On peut penser que la première piste à suivre serait exactement l’inverse : revendiquer la pleine force de la laïcité comme principe politique, qui est de garantir l’égalité et la liberté entre citoyens, quelles que soient leurs convictions, leur culture et leur identité, pour autant qu’ils se reconnaissent comme citoyens et donc respectent les lois de la Cité. Cette version-là de la laïcité n’est pas « récupérable » par l’extrême droite.

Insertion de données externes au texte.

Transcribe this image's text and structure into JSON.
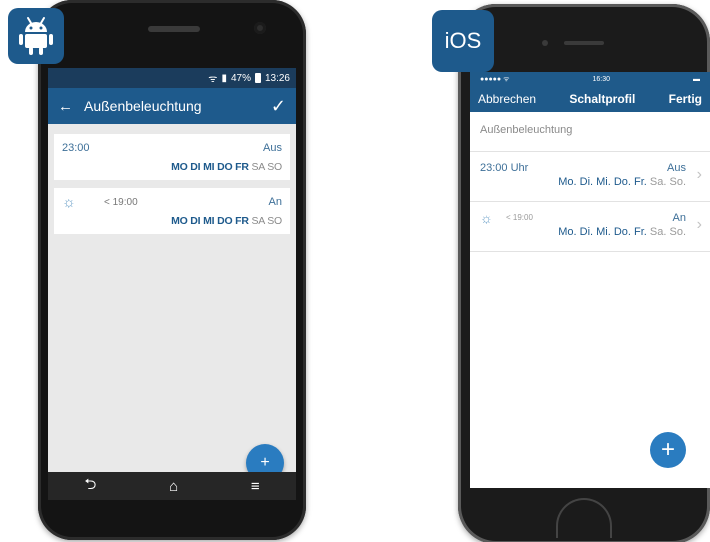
{
  "android": {
    "status_bar": {
      "battery": "47%",
      "time": "13:26"
    },
    "app_bar": {
      "title": "Außenbeleuchtung",
      "back_icon": "arrow-left-icon",
      "confirm_icon": "check-icon"
    },
    "rows": [
      {
        "time": "23:00",
        "state": "Aus",
        "days_active": "MO DI MI DO FR",
        "days_inactive": "SA SO"
      },
      {
        "icon": "sunset-icon",
        "time": "< 19:00",
        "state": "An",
        "days_active": "MO DI MI DO FR",
        "days_inactive": "SA SO"
      }
    ],
    "fab_label": "+",
    "nav": {
      "back": "⮌",
      "home": "⌂",
      "menu": "≡"
    }
  },
  "ios": {
    "badge": "iOS",
    "status_bar": {
      "carrier": "●●●●● ᯤ",
      "time": "16:30"
    },
    "nav_bar": {
      "cancel": "Abbrechen",
      "title": "Schaltprofil",
      "done": "Fertig"
    },
    "profile_name": "Außenbeleuchtung",
    "rows": [
      {
        "time": "23:00 Uhr",
        "state": "Aus",
        "days_active": "Mo. Di. Mi. Do. Fr.",
        "days_inactive": "Sa. So."
      },
      {
        "icon": "sunset-icon",
        "time": "< 19:00",
        "state": "An",
        "days_active": "Mo. Di. Mi. Do. Fr.",
        "days_inactive": "Sa. So."
      }
    ],
    "fab_label": "+"
  },
  "colors": {
    "primary": "#1e5a8c",
    "fab": "#2a7cc0",
    "status_dark": "#1b3c5c"
  }
}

Et elle peut servir, sinon de modèle, au moins d’exemple à toute l’Europe, parce qu’elle est au fondement de notre conception partagée de la démocratie.



1. Marc Jacquemain : « L’extrême droite nouvelle est arrivée », Démocratie, mai 2011. On pourra lire aussi le présent article en relation avec « Que sont les fachos devenus » de Marc Jacquemain et Frédéric Claise, Politique, mai 2012, qui développe un autre aspect.
2. Selon la formule de l’historien français Jean Baubérot, spécialiste de l’histoire de la laïcité.
3. La crise financière a ralenti le processus de dépossession de l’État, mais ne semble pas l’avoir enrayé, ce qui aurait pu faire surgir un bien d’un mal.
4. L’Alsace et la Moselle reconnaissent les cultes catholique, luthérien, réformé et israélite depuis le Concordat signé par Napoléon en 1801.